Companies that embrace these shifts will thrive. Those that do not, will join the long list of technically brilliant but commercially doomed space ventures of the past.
The early space industry naturally favored vertical integration. When SpaceX began its journey, it had little choice but to build everything in-house.
With something like rocket launch or Starlink, there was nobody for SpaceX to partner with or buy from,” explains Asparuhov. “They had to do it full stack all the way from engine production and development through to the satellite.”
But as industries mature, vertical integration inevitably gives way to specialized horizontal layers. This transition is now overdue in the space sector, where too many companies try to replicate SpaceX’s model without the resources to succeed.

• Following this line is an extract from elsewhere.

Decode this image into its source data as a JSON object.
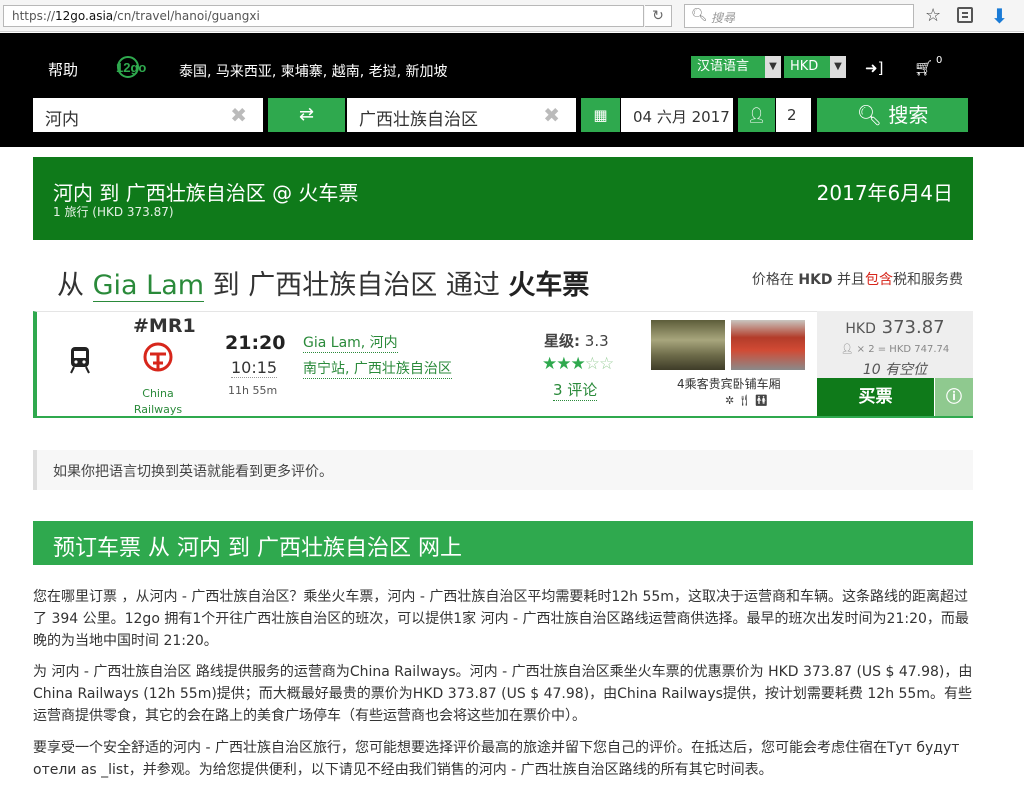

The Vertical Integration Trap:
- Spreading resources too thin across multiple disciplines
- Building unnecessary manufacturing capacity without market demand
- Competing directly with established players at their own game
- Preventing the development of specialized excellence
“It’s like playing against Real Madrid in the Champions League finals, trying to beat them at their own game with their own strategy,” Raychev observes.
This approach spreads resources too thin and prevents the development of specialized excellence. Particularly troubling is the rush to build manufacturing capacity without corresponding market demand.

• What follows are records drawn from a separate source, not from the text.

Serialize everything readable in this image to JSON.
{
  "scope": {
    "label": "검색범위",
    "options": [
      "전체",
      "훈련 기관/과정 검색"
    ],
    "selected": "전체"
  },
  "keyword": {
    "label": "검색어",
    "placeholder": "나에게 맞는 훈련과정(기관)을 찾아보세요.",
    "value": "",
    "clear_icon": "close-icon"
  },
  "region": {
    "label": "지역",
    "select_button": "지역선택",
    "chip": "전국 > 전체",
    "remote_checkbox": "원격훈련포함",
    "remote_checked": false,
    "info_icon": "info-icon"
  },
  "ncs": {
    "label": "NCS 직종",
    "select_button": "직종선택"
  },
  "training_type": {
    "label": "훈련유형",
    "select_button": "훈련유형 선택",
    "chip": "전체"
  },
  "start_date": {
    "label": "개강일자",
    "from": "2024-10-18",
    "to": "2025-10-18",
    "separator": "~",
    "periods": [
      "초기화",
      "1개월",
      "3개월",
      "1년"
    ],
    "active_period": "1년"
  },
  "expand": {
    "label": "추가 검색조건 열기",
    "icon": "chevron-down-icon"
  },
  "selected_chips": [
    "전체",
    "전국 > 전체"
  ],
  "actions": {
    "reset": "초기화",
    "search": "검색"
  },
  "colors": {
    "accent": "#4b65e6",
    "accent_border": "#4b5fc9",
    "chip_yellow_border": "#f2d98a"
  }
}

“The first thing these companies build is always a factory,” Raychev notes. “And I’m wondering, in normal economic terms, mass manufacturing means millions or billions of pieces. Nobody needs millions of satellites today or in the next ten years.”
This horizontal transformation will likely reduce today’s dozens of satellite manufacturers to a handful within the decade. The winners will be those who focus on specific layers where they can develop genuine competitive advantages rather than attempting to master every aspect of the value chain.
“I absolutely buy verticalization as a strategy and as a way of thinking, but only wherever your real added value is,” emphasizes Raychev. “You should not verticalize for the sake of verticalization.”
Vertical integration made sense for early space pioneers with unique visions and massive capital expenditure. For most companies, the path to success lies in becoming exceptional at a specific horizontal layer of the value chain.
The second critical transformation involves rethinking what the space industry fundamentally serves. Currently, too much investment flows into what Asparuhov calls “space for space” companies—ventures selling exclusively to other space companies.
“It becomes this interior economy where it’s all a bunch of space players selling to one another,” Asparuhov warns. “Everybody’s got revenues, but it turns out it’s just musical chairs and there’s no connection to the rest of the economy. So, everybody’s spending each other’s investors’ dollars, but nothing connects.”
This disconnected bubble becomes dangerously vulnerable when investor enthusiasm wanes. Without ties to terrestrial economic needs, these companies depend entirely on continued capital infusions rather than sustainable revenue streams.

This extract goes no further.